The film medium, at least as it is typically used for mass media entertainment, is limited in its ability for it to explicitly present philosophical theories and for the audience to interact meaningfully with the plot in order to reach conclusions about the philosophical ideas presented, without either not actively participating enough or even realizing the philosophicality of the film due to the entertainment factor. The simple problem is that films are by and large tools of entertainments; whereas when the average viewer watching even a more cerebral film like Eternal Sunshine will likely mostly focus on the movie for entertainment purposes, i.e. passively, they certainly wouldn’t think the same about a book written by a philosopher. Very few laypeople read Kant or Deleuze for fun. But therein also lies what makes film so special. Its immense reach and accessibility at least ideally triggers some new thought in its viewers about the philosophical concepts it presents.

Conclusion

Eternal Sunshine could very well spark an interest in its viewers about moral philosophy or philosophy of mind, just as the teenager watching The Matrix may become introduced to Beaudrillard. Made impure (from a philosophical perspective) by the intent of entertainment, films also provide the popular appeal to introduce ideas to the populace, even if the philosophical concepts aren’t the primary focus or aren’t even realized by the majority of viewers. As a rebuttal to Smith and all the doubters of the philosophical potential of films, I believe that while film cannot replace philosophy as it is traditionally practiced, in the classroom or within the confines of textbooks, film offers a supplement a way to abstractly present philosophical issues in an accessible manner, sparking debate on the topics it explores without usually taking explicit positions or exploring the concepts outright. Rather, fictional movies like Eternal Sunshine use their plot creativity and the innate elements of film to capture and portray human experience in a way philosophy can only theorize about, bringing these ideas to a very wide and diverse audience.
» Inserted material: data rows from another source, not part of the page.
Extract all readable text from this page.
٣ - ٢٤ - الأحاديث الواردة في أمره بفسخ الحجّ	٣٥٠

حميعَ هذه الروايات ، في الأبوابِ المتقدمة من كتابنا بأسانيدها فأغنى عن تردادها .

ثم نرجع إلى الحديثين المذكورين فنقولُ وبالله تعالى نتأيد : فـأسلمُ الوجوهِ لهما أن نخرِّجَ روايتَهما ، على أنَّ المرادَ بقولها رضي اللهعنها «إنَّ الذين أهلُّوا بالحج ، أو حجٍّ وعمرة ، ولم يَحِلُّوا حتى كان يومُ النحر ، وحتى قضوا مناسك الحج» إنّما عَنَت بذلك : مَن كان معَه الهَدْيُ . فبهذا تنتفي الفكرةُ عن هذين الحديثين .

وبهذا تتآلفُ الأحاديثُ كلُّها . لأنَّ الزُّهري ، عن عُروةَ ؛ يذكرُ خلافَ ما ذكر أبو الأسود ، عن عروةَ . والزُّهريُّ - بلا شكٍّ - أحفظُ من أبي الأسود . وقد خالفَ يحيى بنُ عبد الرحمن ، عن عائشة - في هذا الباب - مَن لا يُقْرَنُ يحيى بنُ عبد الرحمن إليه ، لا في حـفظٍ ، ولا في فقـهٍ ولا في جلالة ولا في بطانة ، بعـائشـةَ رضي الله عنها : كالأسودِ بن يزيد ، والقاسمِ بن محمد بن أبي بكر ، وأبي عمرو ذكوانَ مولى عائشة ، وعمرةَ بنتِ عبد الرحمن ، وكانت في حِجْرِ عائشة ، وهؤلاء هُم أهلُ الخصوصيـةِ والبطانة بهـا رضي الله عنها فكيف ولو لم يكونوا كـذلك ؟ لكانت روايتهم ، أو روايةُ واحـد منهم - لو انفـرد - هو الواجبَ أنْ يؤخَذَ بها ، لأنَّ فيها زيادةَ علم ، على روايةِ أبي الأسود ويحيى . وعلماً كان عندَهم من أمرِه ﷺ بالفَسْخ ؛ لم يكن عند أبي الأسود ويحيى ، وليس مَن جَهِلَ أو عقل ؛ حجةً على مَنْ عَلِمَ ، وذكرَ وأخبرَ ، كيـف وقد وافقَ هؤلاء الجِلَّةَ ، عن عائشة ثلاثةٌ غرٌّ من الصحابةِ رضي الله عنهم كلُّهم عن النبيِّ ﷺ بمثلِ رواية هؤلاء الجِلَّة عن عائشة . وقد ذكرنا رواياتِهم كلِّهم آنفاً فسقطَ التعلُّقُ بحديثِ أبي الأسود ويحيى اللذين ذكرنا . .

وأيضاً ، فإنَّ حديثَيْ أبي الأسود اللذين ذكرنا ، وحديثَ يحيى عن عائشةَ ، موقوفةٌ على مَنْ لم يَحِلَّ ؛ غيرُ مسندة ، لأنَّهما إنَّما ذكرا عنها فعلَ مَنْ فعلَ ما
To understand the possibility of philosophy in film, the distorting hierarchy of philosophy and art must be abolished and they must be put on a similar level (Sinnerbrink 117). Instead of condescending to the mass audiovisual medium that has taken the world by storm like Smith or projecting philosophical thought from an external perspective like Mulhall, the middle ground advocated by Wartenberg and advanced in this paper presents the possibility to appreciate the entertainment aspects of films while also emphasizing the ability for film to espouse philosophical thought in its viewers. It would be prudent for philosophers to take note of this powerful medium and utilize it to revive dwindling interest and understanding of academic philosophy: not as a replacement for books or professors, but a spark for interest in concepts and an understanding of how they can materialize in ostensibly real world situations, which can be viewed with the detachment of a viewer who knows they are fictional and doesn’t confuse them with their particular phenomenological reality but more as a collective “daydream drug” illusion.